O sol acordou muito cedo naquele junho de 1916. As praias do Rio de Janeiro, então capital do país, organizavam a movimentação das ondas do mar, a temperatura da água também estava sendo controlada. Os pescadores, em alto mar, pensavam na grandiosidade de Deus e no momento que o oceano fora criado. Os vendedores ambulantes, calmamente, ocupavam os seus espaços na praia. Teodoro, vendedor de bolinho de bacalhau acreditava que os lucros do dia pagariam a consulta de seu filho, no médico morador no Edifício Olinda. O menino era lindo, mas não olhava para ninguém; não falava, movimentava o corpo para frente, gesto que se repetia durante horas e horas. Raimundo, funcionário do Banco Estatal escondido entre os quiosques esperava por Augusta, mulher de Lucindo, para alguns momentos de amor adulterados.

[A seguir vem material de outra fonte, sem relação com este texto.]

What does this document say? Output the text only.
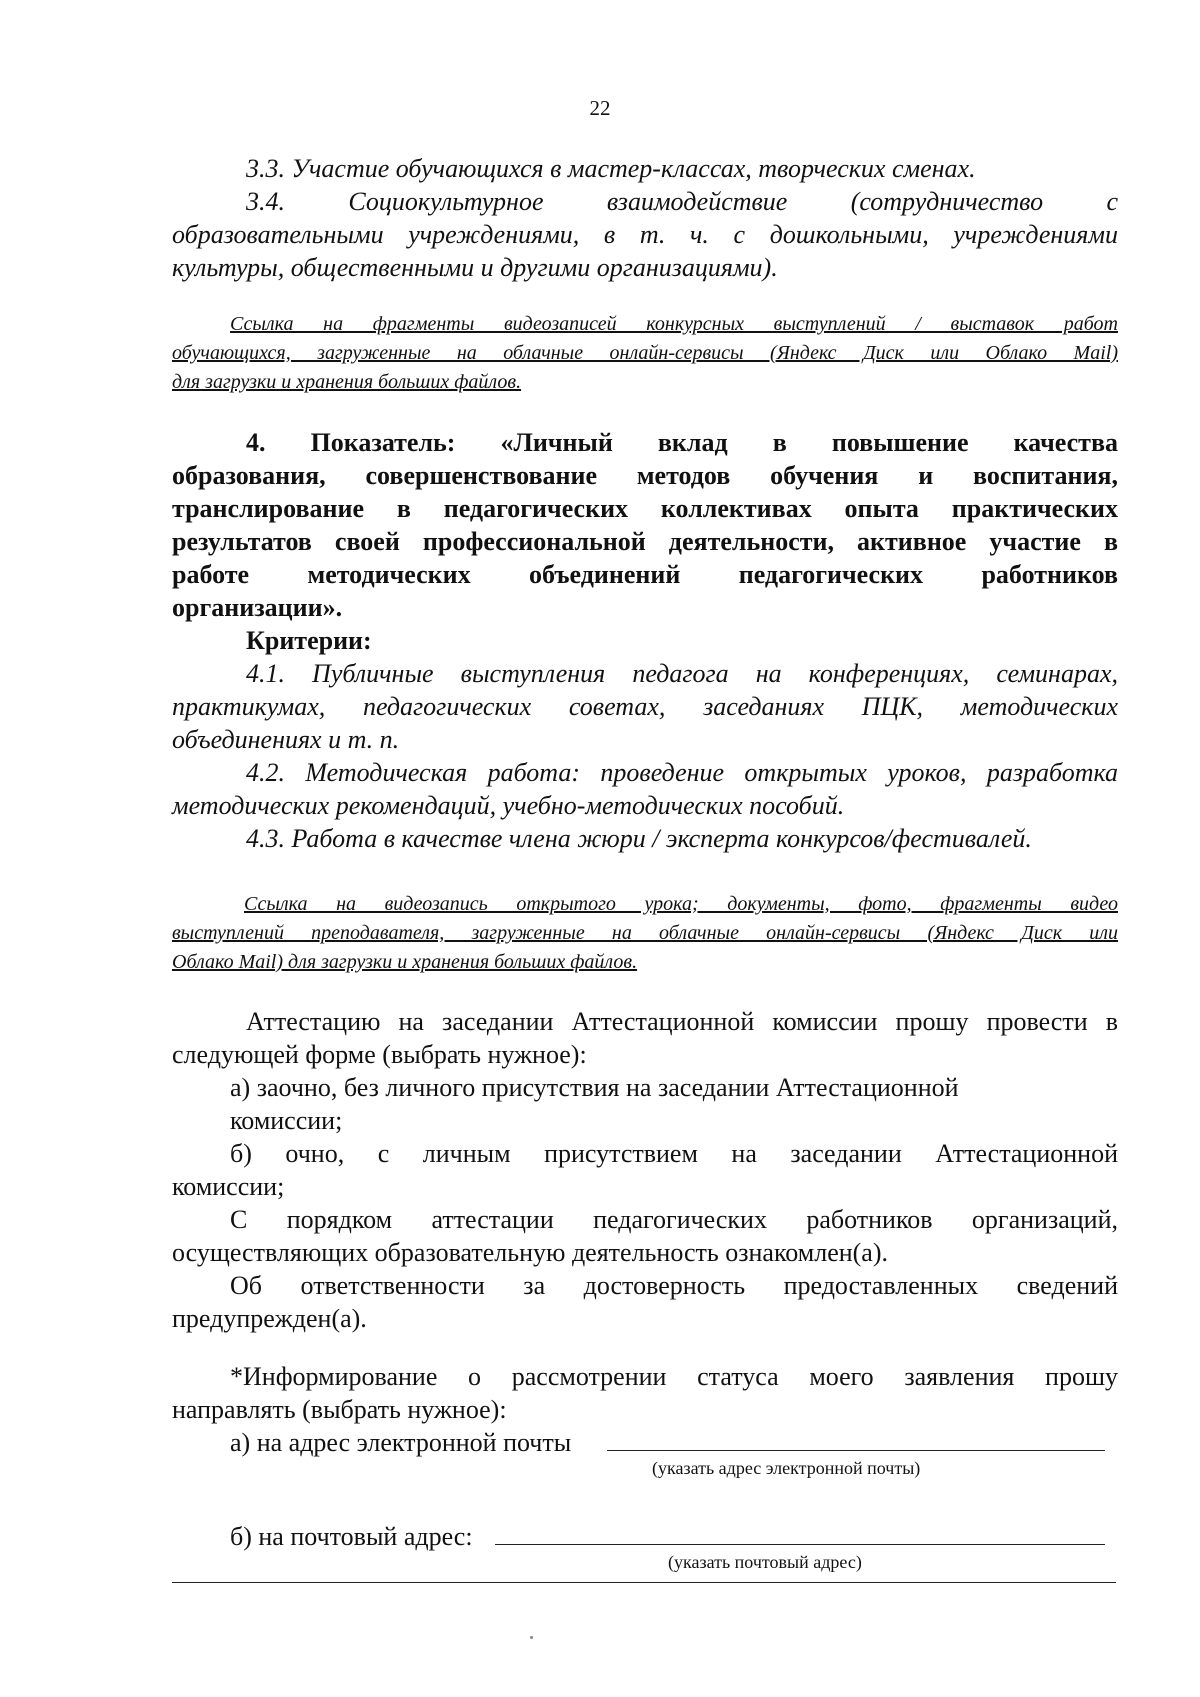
22
3.3. Участие обучающихся в мастер-классах, творческих сменах.
3.4. Социокультурное взаимодействие (сотрудничество с
образовательными учреждениями, в т. ч. с дошкольными, учреждениями
культуры, общественными и другими организациями).
Ссылка на фрагменты видеозаписей конкурсных выступлений / выставок работ
обучающихся, загруженные на облачные онлайн-сервисы (Яндекс Диск или Облако Mail)
для загрузки и хранения больших файлов.
4. Показатель: «Личный вклад в повышение качества
образования, совершенствование методов обучения и воспитания,
транслирование в педагогических коллективах опыта практических
результатов своей профессиональной деятельности, активное участие в
работе методических объединений педагогических работников
организации».
Критерии:
4.1. Публичные выступления педагога на конференциях, семинарах,
практикумах, педагогических советах, заседаниях ПЦК, методических
объединениях и т. п.
4.2. Методическая работа: проведение открытых уроков, разработка
методических рекомендаций, учебно-методических пособий.
4.3. Работа в качестве члена жюри / эксперта конкурсов/фестивалей.
Ссылка на видеозапись открытого урока; документы, фото, фрагменты видео
выступлений преподавателя, загруженные на облачные онлайн-сервисы (Яндекс Диск или
Облако Mail) для загрузки и хранения больших файлов.
Аттестацию на заседании Аттестационной комиссии прошу провести в
следующей форме (выбрать нужное):
а) заочно, без личного присутствия на заседании Аттестационной
комиссии;
б) очно, с личным присутствием на заседании Аттестационной
комиссии;
С порядком аттестации педагогических работников организаций,
осуществляющих образовательную деятельность ознакомлен(а).
Об ответственности за достоверность предоставленных сведений
предупрежден(а).
*Информирование о рассмотрении статуса моего заявления прошу
направлять (выбрать нужное):
а) на адрес электронной почты
(указать адрес электронной почты)
б) на почтовый адрес:
(указать почтовый адрес)
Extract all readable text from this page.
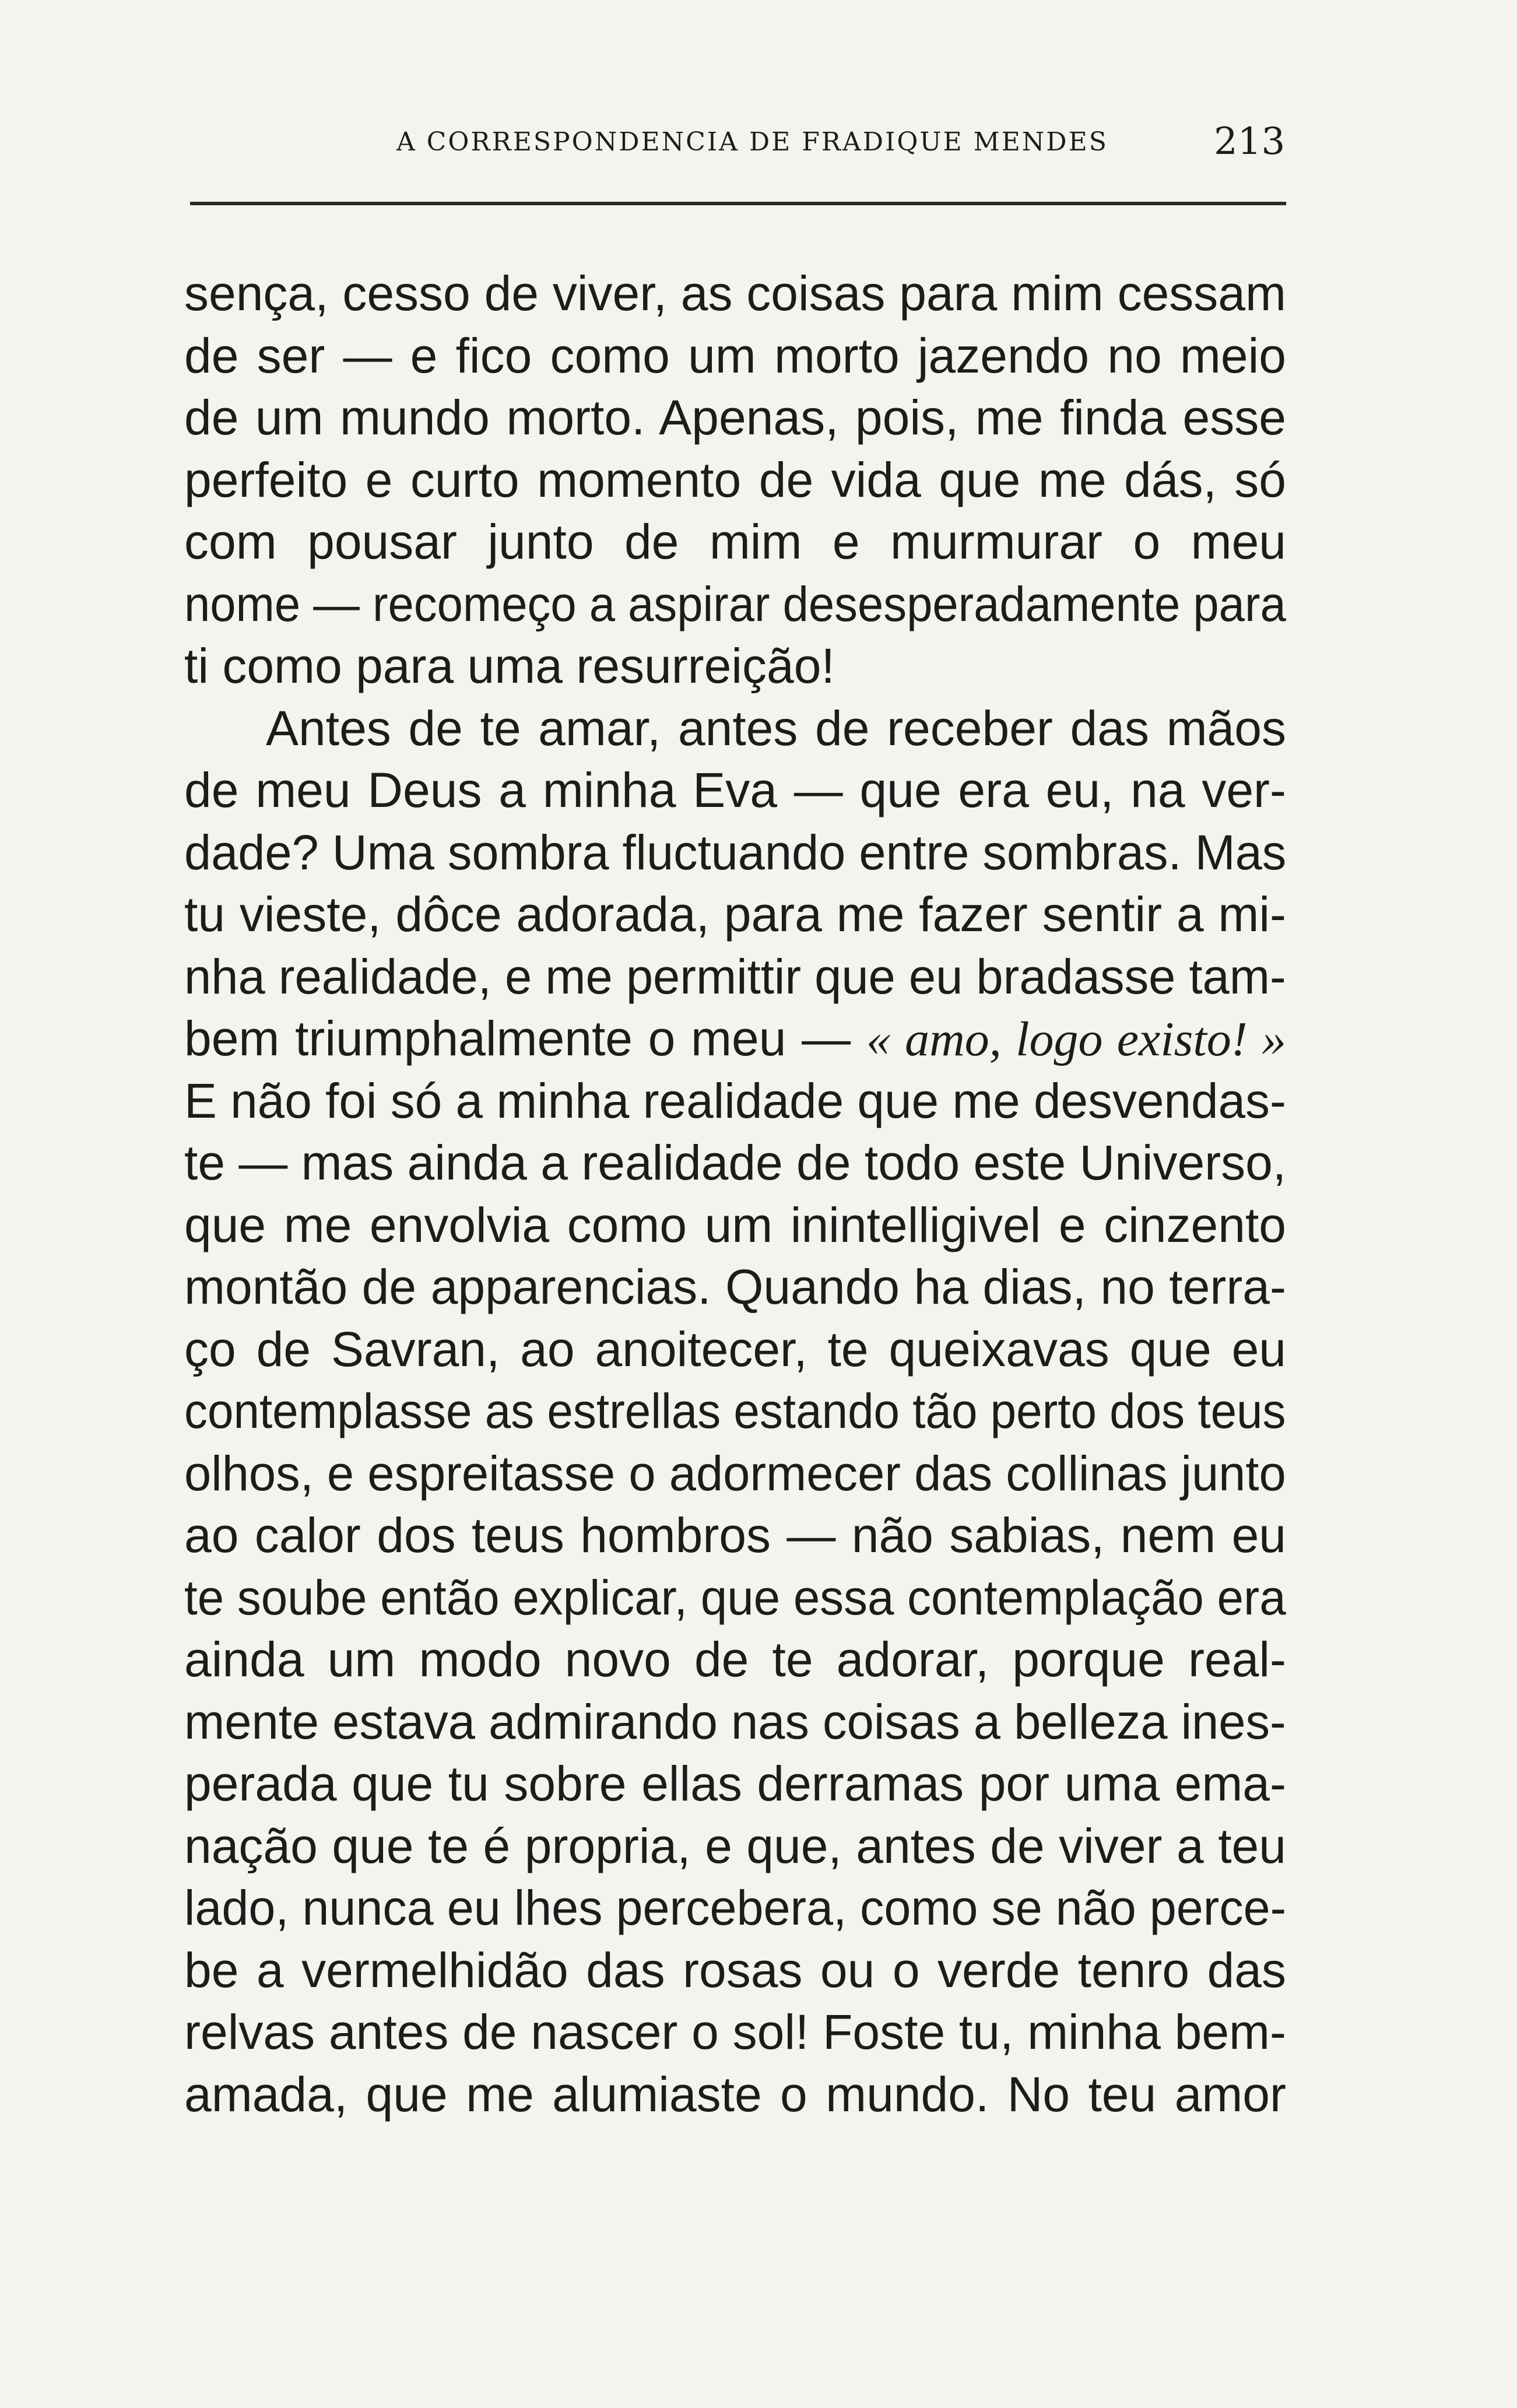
A CORRESPONDENCIA DE FRADIQUE MENDES	213
sença, cesso de viver, as coisas para mim cessam
de ser — e fico como um morto jazendo no meio
de um mundo morto. Apenas, pois, me finda esse
perfeito e curto momento de vida que me dás, só
com pousar junto de mim e murmurar o meu
nome — recomeço a aspirar desesperadamente para
ti como para uma resurreição!
Antes de te amar, antes de receber das mãos
de meu Deus a minha Eva — que era eu, na ver-
dade? Uma sombra fluctuando entre sombras. Mas
tu vieste, dôce adorada, para me fazer sentir a mi-
nha realidade, e me permittir que eu bradasse tam-
bem triumphalmente o meu — « amo, logo existo! »
E não foi só a minha realidade que me desvendas-
te — mas ainda a realidade de todo este Universo,
que me envolvia como um inintelligivel e cinzento
montão de apparencias. Quando ha dias, no terra-
ço de Savran, ao anoitecer, te queixavas que eu
contemplasse as estrellas estando tão perto dos teus
olhos, e espreitasse o adormecer das collinas junto
ao calor dos teus hombros — não sabias, nem eu
te soube então explicar, que essa contemplação era
ainda um modo novo de te adorar, porque real-
mente estava admirando nas coisas a belleza ines-
perada que tu sobre ellas derramas por uma ema-
nação que te é propria, e que, antes de viver a teu
lado, nunca eu lhes percebera, como se não perce-
be a vermelhidão das rosas ou o verde tenro das
relvas antes de nascer o sol! Foste tu, minha bem-
amada, que me alumiaste o mundo. No teu amor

No gabinete do senhor Presidente da República do Brasil, Wenceslau Braz, havia silêncio deliberado, pois na mesa do Presidente repousava um documento, um parecer da Lei 000, aguardando aprovação. O Presidente leu e releu o documento, coçou candidamente a genitália, e assinou o novo texto-lei com muita convicção. A nova lei ajudaria o desenvolvimento da nação, daria mais velocidade aos departamentos públicos, na medida em que estabelecia a permissão, a todos os políticos, funcionários do alto escalão, aos familiares, o uso dos carros oficiais para a bendita solução dos problemas burocráticos e domésticos.
A história é um pequeno espaço anterior ao salão de dança. Nesse espaço, homens sérios, homens desatentos, humanos cômicos registram a ação da orquestra, as músicas interpretadas, o comportamento dos dançarinos, o vai e vem dos passos, das jogadas dos corpos. Vamos, nesse espaço onde o texto é gerado, realizar o vai e vem da dança histórica. O ano de 1890 não foi grande coisa, nem poderia sê-lo. O Presidente do Brasil era um militar, homem asmático procurando ser honesto. O Presidente da chamada Central de Ferro, funcionário de alto escalão, estava comprometido com a expansão industrial do país, embalado pela novíssima República. Esse alto funcionário público desvirtuou a abertura de uma concorrência para compra de carvão. A montagem do processo foi inteiramente interessante. Escolheu, selecionou vários fornecedores de carvão na condição de testas de ferro. O grande fornecedor, realmente fabricante do produto, era um membro da sua família. Usando a força que o cargo lhe oferecia, convenceu o Presidente da República, Marechal Deodoro da Fonseca, a garantir a compra, responsabilizar-se pelos juros, no caso de atraso de pagamento e, se o projeto não desse certo, indenizar os prejuízos. Os meninos de uma escola primária, próxima à central aprenderam que o grito: “Direita! Esquerda! Volver!”, nem sempre encontra motivo para volver-se honestamente.
Pulando para o ano de 1929 e para fora do Brasil, vamos encontrar sentadinha numa pedra, uma das maiores crises econômicas dos Estados Unidos e do mundo, uma genuína “trampeira” de topete loiro, branco, indefinido, um topete com cara de pista de skate. Essa famosa catástrofe foi produzida no tempo que liga a Primeira e a Segunda Guerra Mundial. O sinal desencadeador foi lançado pela queda das ações na bolsa de valores de New York, levando com sua queda a economia mundial que dançava em desequilíbrio a ciranda, cirandá. Nessa época terrível, Monteiro Lobato morava em New York onde trabalhava como Adido Comercial do Brasil. Meses antes da queda da bolsa, aplicou tudo que ganhara nos Estados Unidos, isto é, na terra de Tramp, em ações robustas e firmes. Apesar de ser consolado por Emília, Visconde, Dona Benta, o escritor entristeceu, chorou, faliu.
A crise econômica de 1929 trouxe a fome, o desemprego, o suicídio, a queda da produção, o sucumbimento de grandes fortunas, trouxe o delírio e um pouco de loucura. O Brasil, apoiado na economia cafeeira perdeu inúmeros mercados estrangeiros.
O governo, preocupado com a situação, comprou toneladas e toneladas de café; reuniu as toneladas de café compradas dos fazendeiros no grande terreiro de festa a São João, e colocou fogo. Dessa forma, com diminuição do estoque, sua desvalorização foi amenizada. A história registrou esses acontecimentos, catalogou os fatos e deitou-se para tirar uma boa soneca, pois ninguém é de ferro.